The Collaborative Agreement needs the approval of both trust boards in early June and is then expected to start on the 18 June.
If both boards approve the draft agreement, Suzanne Tracey, currently chief executive at the Royal Devon and Exeter, will become the accountable officer and chief executive of both organisations.
Ms Tracey said the two trusts had worked together for a number of years to tackle “challenges” that Northern Devon had faced.
“We now need to do more and I am pleased that, following our very positive discussions, we are in a position to ensure that the health needs of the population in northern Devon are not disadvantaged compared to the wider population in Devon,” she said.
Northern Devon’s previous chief executive, Dr Alison Diamond, retired in March this year.
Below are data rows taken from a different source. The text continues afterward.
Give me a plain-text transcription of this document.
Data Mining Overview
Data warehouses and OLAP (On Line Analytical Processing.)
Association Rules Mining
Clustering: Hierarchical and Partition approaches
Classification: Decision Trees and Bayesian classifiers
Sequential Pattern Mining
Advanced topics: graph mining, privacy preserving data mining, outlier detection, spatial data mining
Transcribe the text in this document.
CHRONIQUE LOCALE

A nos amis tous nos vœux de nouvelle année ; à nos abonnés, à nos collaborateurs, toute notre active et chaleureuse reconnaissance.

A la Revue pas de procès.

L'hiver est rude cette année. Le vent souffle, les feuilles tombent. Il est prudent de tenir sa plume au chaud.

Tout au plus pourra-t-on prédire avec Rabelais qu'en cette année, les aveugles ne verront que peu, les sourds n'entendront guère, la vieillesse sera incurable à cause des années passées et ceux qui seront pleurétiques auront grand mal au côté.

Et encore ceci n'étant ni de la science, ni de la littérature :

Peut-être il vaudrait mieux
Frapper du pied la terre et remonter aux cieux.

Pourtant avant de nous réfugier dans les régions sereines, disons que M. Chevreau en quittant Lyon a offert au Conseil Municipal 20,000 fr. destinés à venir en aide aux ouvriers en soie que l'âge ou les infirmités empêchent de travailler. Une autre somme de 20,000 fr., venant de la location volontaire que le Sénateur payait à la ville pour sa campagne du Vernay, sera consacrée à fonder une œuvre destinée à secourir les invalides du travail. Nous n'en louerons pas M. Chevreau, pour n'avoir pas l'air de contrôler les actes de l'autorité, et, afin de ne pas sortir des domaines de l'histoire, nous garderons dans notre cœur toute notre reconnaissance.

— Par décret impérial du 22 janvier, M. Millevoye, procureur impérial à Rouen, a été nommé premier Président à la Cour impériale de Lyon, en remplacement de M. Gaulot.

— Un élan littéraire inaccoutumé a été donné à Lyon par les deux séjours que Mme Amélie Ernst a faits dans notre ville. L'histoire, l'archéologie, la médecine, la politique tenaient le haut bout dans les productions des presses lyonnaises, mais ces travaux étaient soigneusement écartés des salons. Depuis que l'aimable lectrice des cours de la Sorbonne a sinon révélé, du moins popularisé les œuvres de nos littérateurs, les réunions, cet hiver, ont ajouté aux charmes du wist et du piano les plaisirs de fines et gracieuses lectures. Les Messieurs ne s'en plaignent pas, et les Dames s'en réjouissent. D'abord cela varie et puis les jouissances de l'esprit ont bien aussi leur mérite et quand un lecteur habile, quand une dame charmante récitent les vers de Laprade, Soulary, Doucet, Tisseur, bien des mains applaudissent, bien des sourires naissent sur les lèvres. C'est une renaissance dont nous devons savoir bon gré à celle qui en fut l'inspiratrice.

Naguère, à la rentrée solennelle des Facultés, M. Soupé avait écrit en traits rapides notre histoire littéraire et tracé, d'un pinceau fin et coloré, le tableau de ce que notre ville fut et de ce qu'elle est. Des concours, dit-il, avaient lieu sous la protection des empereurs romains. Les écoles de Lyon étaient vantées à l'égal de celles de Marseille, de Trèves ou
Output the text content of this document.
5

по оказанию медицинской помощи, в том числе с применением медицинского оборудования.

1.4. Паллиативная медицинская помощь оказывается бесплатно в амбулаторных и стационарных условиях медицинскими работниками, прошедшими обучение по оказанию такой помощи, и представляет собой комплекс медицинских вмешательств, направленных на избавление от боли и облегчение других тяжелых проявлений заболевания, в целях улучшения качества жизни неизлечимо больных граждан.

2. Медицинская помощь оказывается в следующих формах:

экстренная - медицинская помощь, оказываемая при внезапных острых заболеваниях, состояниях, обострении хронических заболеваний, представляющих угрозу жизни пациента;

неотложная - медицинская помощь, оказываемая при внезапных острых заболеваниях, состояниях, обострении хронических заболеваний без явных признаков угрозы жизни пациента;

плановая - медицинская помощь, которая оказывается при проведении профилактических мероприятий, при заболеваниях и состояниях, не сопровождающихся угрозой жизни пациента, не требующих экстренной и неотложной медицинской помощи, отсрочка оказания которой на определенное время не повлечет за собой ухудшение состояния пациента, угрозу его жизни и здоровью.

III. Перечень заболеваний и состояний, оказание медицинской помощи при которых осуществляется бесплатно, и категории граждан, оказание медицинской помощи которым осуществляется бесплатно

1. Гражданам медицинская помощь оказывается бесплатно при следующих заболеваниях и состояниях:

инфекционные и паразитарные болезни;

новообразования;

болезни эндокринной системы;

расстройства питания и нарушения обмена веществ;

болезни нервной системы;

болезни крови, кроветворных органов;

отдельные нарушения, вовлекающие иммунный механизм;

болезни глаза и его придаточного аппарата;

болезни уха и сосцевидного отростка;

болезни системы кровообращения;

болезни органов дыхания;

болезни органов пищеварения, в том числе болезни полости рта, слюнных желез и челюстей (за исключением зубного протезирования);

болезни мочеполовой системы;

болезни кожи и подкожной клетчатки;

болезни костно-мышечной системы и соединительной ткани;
North Devon District Hospital
Source: Roger A Smith
Andy Ibbs, trust’s interim chief executive, said: “We have made no secret of the challenges we face as the most remote acute hospital in Devon and one of the most remove acute hospitals in the country.”
The most serious problem had been recruiting staff to fill medical vacancies, noted Mr Ibbs.
“We have worked closely with the RD&E for a number of years to try to address the difficulties we face and are very positive about this agreement, which will formalise this support,” he said.
Roger French, Northern Devon’s chair, who has been with the trust since 2011, will retire from the board at the end of June, as will Judy Jones, one of its non-executive directors.
Meanwhile, James Brent, currently the chair of Royal Devon and Exeter, will be appointed chair of both trusts. However, for now, both providers will retain separate boards and have their own separate statutory obligations.
The regulator NHS Improvement and the local Devon Sustainability and Transformation Partnership will maintain oversight of the collaboration arrangements.